Converting a pdf to text/html in python so I can parse it

Tags:

I have the following sample code where I download a pdf from the European Parliament website on a given legislative proposal:

EDIT: I ended up just getting the link and feeding it to adobes online conversion tool (see the code below):

import mechanize
import urllib2
import re
from BeautifulSoup import *

adobe = "http://www.adobe.com/products/acrobat/access_onlinetools.html"

url = "http://www.europarl.europa.eu/oeil/search_reference_procedure.jsp"

def get_pdf(soup2):
    link = soup2.findAll("a", "com_acronym")
    new_link = []
    amendments = []
    for i in link:
        if "REPORT" in i["href"]:
            new_link.append(i["href"])
    if new_link == None:
        print "No A number"
    else:
        for i in new_link:
            page = br.open(str(i)).read()
            bs = BeautifulSoup(page)
            text = bs.findAll("a")
            for i in text:
                if re.search("PDF", str(i)) != None:
                    pdf_link = "http://www.europarl.europa.eu/" + i["href"]
            pdf = urllib2.urlopen(pdf_link)
            name_pdf = "%s_%s.pdf" % (y,p)
            localfile = open(name_pdf, "w")
            localfile.write(pdf.read())
            localfile.close()

            br.open(adobe)
            br.select_form(name = "convertFrm")
            br.form["srcPdfUrl"] = str(pdf_link)
            br["convertTo"] = ["html"]
            br["visuallyImpaired"] = ["notcompatible"]
            br.form["platform"] =["Macintosh"]
            pdf_html = br.submit()

            soup = BeautifulSoup(pdf_html)


page = range(1,2) #can be set to 400 to get every document for a given year
year = range(1999,2000) #can be set to 2011 to get documents from all years

for y in year:
    for p in page:
        br = mechanize.Browser()
        br.open(url)
        br.select_form(name = "byReferenceForm")
        br.form["year"] = str(y)
        br.form["sequence"] = str(p)
        response = br.submit()
        soup1 = BeautifulSoup(response)
        test = soup1.find(text="No search result")
        if test != None:
            print "%s %s No page skipping..." % (y,p)
        else:
            print "%s %s  Writing dossier..." % (y,p)
            for i in br.links(url_regex="file.jsp"):
                link = i
            response2 = br.follow_link(link).read()
            soup2 = BeautifulSoup(response2)
            get_pdf(soup2)

In the get_pdf() function I would like to convert the pdf file to text in python so I can parse the text for information about the legislative procedure. can anyone explaon me how this can be done?

Thomas

298

asked Sep 03 '10 16:09

Thomas Jensen

2 Answers

Sounds like you found a solution, but if you ever want to do it without a web service, or you need to scrape data based on its precise location on the PDF page, can I suggest my library, pdfquery?

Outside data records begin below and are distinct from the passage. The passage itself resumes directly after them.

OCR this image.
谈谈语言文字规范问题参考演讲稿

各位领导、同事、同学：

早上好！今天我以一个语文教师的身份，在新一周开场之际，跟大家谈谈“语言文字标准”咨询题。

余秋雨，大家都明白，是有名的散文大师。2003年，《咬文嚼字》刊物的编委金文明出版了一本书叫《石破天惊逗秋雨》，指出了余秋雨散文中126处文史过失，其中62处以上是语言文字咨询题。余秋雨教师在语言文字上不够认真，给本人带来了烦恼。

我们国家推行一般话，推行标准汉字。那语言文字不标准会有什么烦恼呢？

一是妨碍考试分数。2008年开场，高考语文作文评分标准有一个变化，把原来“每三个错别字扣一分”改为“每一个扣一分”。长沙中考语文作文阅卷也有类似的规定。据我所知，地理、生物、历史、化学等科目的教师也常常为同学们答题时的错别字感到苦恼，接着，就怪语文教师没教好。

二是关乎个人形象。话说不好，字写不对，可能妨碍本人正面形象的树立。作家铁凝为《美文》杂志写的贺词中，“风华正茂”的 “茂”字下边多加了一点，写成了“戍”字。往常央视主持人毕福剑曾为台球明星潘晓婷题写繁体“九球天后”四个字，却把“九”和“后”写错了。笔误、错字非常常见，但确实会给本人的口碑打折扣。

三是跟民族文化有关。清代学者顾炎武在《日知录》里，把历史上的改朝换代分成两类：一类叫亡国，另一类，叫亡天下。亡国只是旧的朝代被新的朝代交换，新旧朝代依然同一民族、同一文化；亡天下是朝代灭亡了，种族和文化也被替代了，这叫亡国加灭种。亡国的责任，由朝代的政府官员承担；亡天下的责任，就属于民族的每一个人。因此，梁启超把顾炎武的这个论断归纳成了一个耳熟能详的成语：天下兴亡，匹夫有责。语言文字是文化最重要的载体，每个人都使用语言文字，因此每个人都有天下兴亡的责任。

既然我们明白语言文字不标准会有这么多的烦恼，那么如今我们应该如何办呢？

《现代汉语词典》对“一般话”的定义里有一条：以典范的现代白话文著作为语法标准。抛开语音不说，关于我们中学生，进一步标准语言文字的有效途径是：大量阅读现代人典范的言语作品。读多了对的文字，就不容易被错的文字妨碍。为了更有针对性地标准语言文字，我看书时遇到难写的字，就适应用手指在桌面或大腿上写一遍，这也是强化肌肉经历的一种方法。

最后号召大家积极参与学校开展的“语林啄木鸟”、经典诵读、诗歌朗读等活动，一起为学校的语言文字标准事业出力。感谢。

It basically turns the PDF into an lxml tree that can be spit out as XML, or parsed with XPath, PyQuery, or whatever else you want to use.

To use it, once you had the file saved to disk you would return pdf = pdfquery.PDFQuery(name_pdf), or pass in a urllib file object directly if you didn't need to save it. To get XML out to parse with BeautifulSoup, you could do pdf.tree.tostring().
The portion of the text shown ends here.